Lincoln’s upbringing in Illinois and his rise to the presidency placed him in the vicinity – both intimate and casual – of Jews of varied stripes. Among these were clothiers in small Illinois towns, masons, resourceful retailers who became sutlers supplying Union soldiers, and substantial political figures like the first Jewish congressman and governor from Pennsylvania and Louisiana. Some of these men were pro-abolition, while others were pro-slavery (certain influential rabbis also spoke out in favour of slavery).

The relationship that proves most mysterious – presented in the weakest chapter of the book – is Lincoln’s friendship with a Washington-based Jewish chiropodist named Issachar Zacharie. Known otherwise as Isachar, Issacher, Issachor, Zacharie, Zacharia and Zachariah, the foot doctor may have been a quack, and he may have served as a Union agitator in the south, but according to Lincoln, he treated the president’s foot and back ailments “with[out] producing the slightest pain.”

The value of Lincoln and the Jews lies in its reproduction of Lincolniana of every imaginable kind. The documents reproduced in lavish colour convey America in the mid-19th century; Lincoln’s career; the lives of Jews in American towns and cities as well as in the military; and modes of correspondence, business transaction and portraiture of the era.  The Shapell Lincoln collection includes many handwritten letters headed “Executive Mansion” – calling cards, texts of speeches and government proclamations. 

The notable fact regarding Jews depicted in these documents – beyond their social and economic status in America – is their German background. Their European upbringing often included substantial education and sophistication developed in Prussia’s economic and cultural mainstream. 

Jews in Lincoln’s America were part of an early wave of European immigration to North America, which would be swamped in four decades by the arrival of hundreds of thousands of eastern European Jews leaving the collapsing Russian Empire.

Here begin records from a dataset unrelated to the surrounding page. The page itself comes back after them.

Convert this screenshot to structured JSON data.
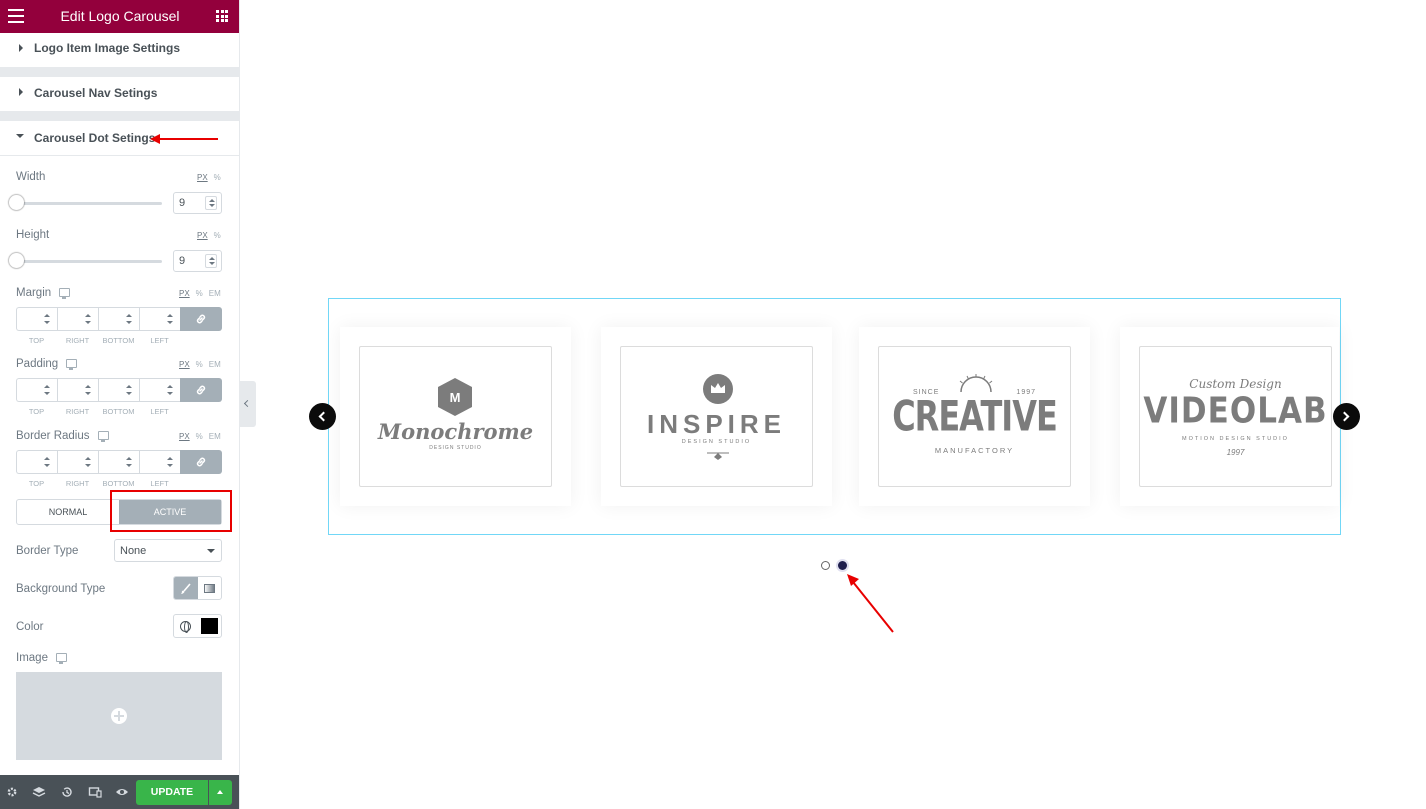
{
  "header": {
    "title": "Edit Logo Carousel"
  },
  "sections": [
    {
      "label": "Logo Item Image Settings",
      "expanded": false
    },
    {
      "label": "Carousel Nav Setings",
      "expanded": false
    },
    {
      "label": "Carousel Dot Setings",
      "expanded": true
    }
  ],
  "controls": {
    "width": {
      "label": "Width",
      "value": "9",
      "units": [
        "PX",
        "%"
      ]
    },
    "height": {
      "label": "Height",
      "value": "9",
      "units": [
        "PX",
        "%"
      ]
    },
    "margin": {
      "label": "Margin",
      "units": [
        "PX",
        "%",
        "EM"
      ]
    },
    "padding": {
      "label": "Padding",
      "units": [
        "PX",
        "%",
        "EM"
      ]
    },
    "border_radius": {
      "label": "Border Radius",
      "units": [
        "PX",
        "%",
        "EM"
      ]
    },
    "dimension_labels": [
      "TOP",
      "RIGHT",
      "BOTTOM",
      "LEFT"
    ],
    "state_tabs": {
      "normal": "NORMAL",
      "active": "ACTIVE",
      "selected": "active"
    },
    "border_type": {
      "label": "Border Type",
      "value": "None"
    },
    "background_type": {
      "label": "Background Type",
      "selected": "classic"
    },
    "color": {
      "label": "Color",
      "value": "#000000"
    },
    "image": {
      "label": "Image"
    }
  },
  "footer": {
    "update_label": "UPDATE"
  },
  "preview": {
    "logos": [
      {
        "name": "Monochrome",
        "tagline": "DESIGN STUDIO",
        "badge": "M"
      },
      {
        "name": "INSPIRE",
        "tagline": "DESIGN STUDIO"
      },
      {
        "name": "CREATIVE",
        "top_left": "SINCE",
        "top_right": "1997",
        "tagline": "MANUFACTORY"
      },
      {
        "name": "VIDEOLAB",
        "script": "Custom Design",
        "tagline": "MOTION DESIGN STUDIO",
        "year": "1997"
      }
    ],
    "dots": {
      "count": 2,
      "active_index": 2
    }
  },
  "colors": {
    "header": "#93003c",
    "update": "#39b54a",
    "highlight": "#e80000",
    "frame": "#71d7f7"
  }
}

One senses an element of earnest overreach in the repeated lesson offered by Lincoln and the Jews, as it stresses presidential interaction and favour for Lincoln’s Jewish constituents. In its epilogue, we are reminded that he “interacted with Jews, represented Jews, befriended Jews, admired Jews, commissioned Jews, trusted Jews, defended Jews.”

But one can’t argue with the proposition that Lincoln’s idiosyncratic relationship with Christianity, his numerous opportunities to meet and know Jews, and his major project – the emancipation of the American slaves – predisposed him to thoughtful attitude and action with regard to a major European-born minority whose history was rooted in the Bible.

At Lincoln’s death, Jews numbered about 150,000 in America. He could not have imagined how this ethnic group would be transformed in number and status by the early years of the next century.